(Originally published by the Kavli Institute for Cosmology, Cambridge)
January 4, 2018
A group of Cambridge astronomers, including Anthony Lasenby from the Cavendish Astrophysics Group and Kavli Institute for Cosmology, have made the first investigation of the sensitivity of the GAIA satellite to ultra-low frequency gravitational waves produced by supermassive black hole binaries (See Moore, Mihaylov, Lasenby & Gilmore, Phys. Rev. Lett. 119, 261102, 2017).
The method is similar to that used in Pulsar Timing Arrays, except that instead of the gravitational wave modifying the apparent frequency of a pulsar, it modifies the apparent positions of stars observed by GAIA, making them oscillate with a characteristic pattern on the sky. An example of this is shown in the figure, right, in which a gravitational wave is travelling from one pole of the celestial sphere, and the black and red lines indicate the induced apparent motions of the stars within a hemisphere (exaggerated by a large factor to make them visible), corresponding to the two possible polarisations of the wave.

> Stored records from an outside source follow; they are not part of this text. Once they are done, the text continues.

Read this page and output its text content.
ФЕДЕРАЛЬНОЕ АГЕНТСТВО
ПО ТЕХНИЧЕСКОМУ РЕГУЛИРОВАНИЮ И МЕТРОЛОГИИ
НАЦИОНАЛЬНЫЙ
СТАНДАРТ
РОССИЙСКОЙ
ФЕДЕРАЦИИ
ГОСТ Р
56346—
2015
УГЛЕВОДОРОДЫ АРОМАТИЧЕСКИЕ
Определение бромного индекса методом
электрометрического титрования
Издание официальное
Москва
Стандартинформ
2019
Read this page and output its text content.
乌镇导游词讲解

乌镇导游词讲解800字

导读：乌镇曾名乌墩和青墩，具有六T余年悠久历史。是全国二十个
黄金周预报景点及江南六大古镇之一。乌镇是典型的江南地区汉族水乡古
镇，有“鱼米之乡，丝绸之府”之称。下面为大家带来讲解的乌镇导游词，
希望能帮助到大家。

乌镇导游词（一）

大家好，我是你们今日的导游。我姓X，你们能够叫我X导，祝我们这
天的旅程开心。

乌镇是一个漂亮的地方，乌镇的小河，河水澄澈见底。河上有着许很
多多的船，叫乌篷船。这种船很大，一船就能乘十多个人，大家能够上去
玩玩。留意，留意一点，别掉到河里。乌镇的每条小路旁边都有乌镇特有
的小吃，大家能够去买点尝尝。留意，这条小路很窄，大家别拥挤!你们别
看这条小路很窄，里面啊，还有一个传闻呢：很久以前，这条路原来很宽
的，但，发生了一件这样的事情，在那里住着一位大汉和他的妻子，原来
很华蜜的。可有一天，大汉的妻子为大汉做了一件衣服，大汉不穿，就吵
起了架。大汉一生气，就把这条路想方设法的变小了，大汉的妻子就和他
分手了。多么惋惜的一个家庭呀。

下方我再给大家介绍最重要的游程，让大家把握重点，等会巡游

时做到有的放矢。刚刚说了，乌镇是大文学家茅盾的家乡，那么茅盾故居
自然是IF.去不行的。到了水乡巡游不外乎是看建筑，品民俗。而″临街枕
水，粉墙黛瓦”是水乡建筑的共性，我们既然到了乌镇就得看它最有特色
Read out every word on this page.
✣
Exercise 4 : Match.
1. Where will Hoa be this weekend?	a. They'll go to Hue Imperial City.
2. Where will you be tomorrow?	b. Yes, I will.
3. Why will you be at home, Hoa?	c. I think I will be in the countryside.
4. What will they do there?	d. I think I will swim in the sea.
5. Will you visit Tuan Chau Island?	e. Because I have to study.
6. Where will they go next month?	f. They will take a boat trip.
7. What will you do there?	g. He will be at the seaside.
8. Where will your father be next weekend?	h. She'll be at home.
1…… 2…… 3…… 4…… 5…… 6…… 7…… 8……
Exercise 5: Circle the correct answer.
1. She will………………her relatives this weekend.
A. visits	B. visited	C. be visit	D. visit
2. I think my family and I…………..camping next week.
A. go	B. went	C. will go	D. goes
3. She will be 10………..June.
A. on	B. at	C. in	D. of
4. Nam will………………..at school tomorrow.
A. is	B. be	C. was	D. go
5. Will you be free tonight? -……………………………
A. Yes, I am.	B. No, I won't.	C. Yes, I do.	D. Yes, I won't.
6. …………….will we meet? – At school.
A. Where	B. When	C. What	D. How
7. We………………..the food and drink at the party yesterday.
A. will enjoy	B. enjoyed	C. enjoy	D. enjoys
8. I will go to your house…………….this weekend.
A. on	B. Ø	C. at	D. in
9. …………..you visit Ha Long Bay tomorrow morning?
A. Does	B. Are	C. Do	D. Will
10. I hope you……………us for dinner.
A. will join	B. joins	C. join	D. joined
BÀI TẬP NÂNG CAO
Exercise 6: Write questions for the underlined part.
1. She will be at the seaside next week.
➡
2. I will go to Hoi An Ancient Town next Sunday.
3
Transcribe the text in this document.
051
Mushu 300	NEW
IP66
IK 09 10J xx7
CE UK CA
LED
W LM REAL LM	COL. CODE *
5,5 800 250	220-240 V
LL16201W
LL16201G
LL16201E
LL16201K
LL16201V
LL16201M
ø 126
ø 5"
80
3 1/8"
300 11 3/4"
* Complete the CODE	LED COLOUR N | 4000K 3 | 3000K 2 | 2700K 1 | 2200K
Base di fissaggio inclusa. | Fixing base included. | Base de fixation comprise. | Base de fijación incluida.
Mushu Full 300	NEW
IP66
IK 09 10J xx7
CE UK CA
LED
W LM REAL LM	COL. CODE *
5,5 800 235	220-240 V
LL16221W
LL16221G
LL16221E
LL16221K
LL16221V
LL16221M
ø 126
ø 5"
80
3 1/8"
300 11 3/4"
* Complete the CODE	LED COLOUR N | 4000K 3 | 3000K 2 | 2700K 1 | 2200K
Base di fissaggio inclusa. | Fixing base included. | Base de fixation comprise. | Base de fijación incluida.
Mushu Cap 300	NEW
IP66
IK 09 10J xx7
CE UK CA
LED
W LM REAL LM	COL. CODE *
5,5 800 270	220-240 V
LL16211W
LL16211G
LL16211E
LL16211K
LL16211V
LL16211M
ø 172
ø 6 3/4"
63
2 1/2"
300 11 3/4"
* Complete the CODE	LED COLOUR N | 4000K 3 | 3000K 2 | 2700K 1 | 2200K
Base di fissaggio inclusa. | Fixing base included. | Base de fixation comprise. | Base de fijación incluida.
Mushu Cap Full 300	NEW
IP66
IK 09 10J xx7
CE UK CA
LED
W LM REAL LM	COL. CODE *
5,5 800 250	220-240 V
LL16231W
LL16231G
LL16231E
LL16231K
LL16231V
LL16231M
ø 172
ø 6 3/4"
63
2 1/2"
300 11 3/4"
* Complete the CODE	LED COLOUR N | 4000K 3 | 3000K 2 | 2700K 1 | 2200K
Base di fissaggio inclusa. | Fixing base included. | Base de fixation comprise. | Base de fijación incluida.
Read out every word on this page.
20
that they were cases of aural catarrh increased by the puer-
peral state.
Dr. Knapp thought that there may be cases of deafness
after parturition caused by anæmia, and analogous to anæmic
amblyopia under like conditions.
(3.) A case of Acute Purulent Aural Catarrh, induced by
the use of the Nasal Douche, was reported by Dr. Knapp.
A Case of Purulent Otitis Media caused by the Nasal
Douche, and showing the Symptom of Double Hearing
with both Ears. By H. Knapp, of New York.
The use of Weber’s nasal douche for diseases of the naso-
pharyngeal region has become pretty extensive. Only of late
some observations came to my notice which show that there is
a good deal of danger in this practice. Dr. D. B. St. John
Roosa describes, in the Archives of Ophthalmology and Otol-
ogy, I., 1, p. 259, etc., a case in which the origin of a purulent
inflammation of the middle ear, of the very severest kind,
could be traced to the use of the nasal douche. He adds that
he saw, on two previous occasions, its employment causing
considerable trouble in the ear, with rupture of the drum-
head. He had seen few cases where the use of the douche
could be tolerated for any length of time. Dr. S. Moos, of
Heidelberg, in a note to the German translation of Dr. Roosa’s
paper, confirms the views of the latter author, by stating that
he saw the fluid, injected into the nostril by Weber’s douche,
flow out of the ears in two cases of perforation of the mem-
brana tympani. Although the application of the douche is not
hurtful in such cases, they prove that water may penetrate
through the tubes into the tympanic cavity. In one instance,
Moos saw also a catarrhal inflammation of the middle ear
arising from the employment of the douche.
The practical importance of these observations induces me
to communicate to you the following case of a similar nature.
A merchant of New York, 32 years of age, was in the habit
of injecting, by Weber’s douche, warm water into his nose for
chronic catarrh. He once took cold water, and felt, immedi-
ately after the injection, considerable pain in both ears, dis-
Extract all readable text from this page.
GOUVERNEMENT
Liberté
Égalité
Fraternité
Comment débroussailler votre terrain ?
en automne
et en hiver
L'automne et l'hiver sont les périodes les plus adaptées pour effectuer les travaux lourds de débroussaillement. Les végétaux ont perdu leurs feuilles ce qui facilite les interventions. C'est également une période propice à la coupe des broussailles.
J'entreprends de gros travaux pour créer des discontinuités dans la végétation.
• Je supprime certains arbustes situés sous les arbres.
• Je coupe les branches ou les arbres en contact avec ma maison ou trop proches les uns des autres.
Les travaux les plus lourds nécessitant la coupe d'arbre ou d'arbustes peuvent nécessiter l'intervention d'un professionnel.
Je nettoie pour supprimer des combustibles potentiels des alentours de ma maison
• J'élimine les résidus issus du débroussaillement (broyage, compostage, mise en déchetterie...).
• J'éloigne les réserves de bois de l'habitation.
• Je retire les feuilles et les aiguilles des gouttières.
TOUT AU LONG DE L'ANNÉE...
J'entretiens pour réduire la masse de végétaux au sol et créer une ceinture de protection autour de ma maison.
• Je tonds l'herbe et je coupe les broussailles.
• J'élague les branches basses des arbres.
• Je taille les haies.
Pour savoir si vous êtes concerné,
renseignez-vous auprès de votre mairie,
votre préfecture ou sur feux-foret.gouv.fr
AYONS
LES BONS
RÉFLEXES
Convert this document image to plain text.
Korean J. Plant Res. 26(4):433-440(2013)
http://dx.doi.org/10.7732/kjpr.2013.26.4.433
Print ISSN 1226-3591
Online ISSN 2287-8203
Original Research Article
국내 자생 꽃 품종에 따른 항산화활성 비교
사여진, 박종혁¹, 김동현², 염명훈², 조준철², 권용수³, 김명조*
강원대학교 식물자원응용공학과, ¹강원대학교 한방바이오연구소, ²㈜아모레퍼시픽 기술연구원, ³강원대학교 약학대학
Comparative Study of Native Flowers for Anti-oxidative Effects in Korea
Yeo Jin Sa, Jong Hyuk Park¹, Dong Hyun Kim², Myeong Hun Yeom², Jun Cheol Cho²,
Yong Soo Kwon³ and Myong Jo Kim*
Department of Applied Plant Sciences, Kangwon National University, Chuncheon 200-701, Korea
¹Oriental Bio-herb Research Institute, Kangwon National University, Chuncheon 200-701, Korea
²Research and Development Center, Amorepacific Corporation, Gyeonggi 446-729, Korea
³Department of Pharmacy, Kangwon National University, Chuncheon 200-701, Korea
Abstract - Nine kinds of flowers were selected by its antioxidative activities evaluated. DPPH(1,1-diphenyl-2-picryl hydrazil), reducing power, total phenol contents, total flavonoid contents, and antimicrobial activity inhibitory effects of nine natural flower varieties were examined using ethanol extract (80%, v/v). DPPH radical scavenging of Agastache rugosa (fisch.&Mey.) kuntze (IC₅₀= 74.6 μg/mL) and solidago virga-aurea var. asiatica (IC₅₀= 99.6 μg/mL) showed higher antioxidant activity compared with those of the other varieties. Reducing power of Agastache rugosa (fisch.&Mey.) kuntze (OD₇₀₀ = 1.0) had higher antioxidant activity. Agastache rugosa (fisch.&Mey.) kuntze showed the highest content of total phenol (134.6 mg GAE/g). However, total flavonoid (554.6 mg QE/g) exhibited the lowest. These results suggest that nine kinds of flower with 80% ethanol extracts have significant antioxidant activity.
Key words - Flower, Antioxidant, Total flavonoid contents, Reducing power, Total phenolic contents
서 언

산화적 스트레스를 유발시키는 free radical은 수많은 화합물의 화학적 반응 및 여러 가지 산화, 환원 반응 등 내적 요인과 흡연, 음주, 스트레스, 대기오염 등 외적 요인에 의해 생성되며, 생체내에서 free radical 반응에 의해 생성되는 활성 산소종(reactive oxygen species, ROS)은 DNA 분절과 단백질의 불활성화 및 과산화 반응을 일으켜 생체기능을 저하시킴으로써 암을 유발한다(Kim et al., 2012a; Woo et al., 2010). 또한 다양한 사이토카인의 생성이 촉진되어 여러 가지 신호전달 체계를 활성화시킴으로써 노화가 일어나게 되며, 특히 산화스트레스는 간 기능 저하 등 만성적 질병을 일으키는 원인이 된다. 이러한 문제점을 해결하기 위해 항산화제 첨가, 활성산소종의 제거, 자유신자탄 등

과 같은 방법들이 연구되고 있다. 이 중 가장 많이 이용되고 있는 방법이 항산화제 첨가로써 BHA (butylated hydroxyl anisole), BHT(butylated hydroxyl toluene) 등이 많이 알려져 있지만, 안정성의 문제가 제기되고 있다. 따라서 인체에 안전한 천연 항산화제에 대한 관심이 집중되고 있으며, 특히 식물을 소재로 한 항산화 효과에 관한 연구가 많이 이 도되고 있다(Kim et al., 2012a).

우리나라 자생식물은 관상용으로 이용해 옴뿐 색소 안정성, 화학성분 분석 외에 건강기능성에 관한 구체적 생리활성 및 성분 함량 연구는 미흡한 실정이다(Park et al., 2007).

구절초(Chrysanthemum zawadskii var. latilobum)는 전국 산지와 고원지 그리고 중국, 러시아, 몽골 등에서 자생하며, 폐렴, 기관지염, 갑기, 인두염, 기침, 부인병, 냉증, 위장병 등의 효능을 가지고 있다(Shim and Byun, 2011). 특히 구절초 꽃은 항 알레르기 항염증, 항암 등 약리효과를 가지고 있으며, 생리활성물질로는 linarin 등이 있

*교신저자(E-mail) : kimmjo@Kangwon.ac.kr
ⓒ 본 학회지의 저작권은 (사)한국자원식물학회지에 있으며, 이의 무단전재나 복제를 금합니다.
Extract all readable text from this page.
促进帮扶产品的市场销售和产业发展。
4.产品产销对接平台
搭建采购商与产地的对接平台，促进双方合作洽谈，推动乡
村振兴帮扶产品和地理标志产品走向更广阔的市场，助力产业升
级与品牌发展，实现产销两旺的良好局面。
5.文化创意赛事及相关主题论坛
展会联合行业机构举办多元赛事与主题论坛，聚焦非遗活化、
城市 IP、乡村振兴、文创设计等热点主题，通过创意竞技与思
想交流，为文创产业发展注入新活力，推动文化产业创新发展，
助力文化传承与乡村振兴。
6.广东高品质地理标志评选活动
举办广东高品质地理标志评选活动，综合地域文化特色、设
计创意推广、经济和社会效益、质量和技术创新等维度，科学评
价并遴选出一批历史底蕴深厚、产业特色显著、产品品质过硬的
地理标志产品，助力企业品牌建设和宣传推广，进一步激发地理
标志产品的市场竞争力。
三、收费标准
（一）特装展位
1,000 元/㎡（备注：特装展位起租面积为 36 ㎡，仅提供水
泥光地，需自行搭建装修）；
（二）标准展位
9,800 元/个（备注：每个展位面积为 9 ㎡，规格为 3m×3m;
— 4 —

Using a method which allows the information in the star motions to be compressed by a factor of 10^6, the study shows that it will be possible to search for individually resolvable waves within the full GAIA data set of many billions of stars, and that the sensitivity of GAIA could be comparable to that of current or near-future pulsar timing arrays over a slightly wider frequency band.
The paper was selected as the cover article for a recent issue of Physical Review Letters, and is accompanied by an Editor's Choice Focus article.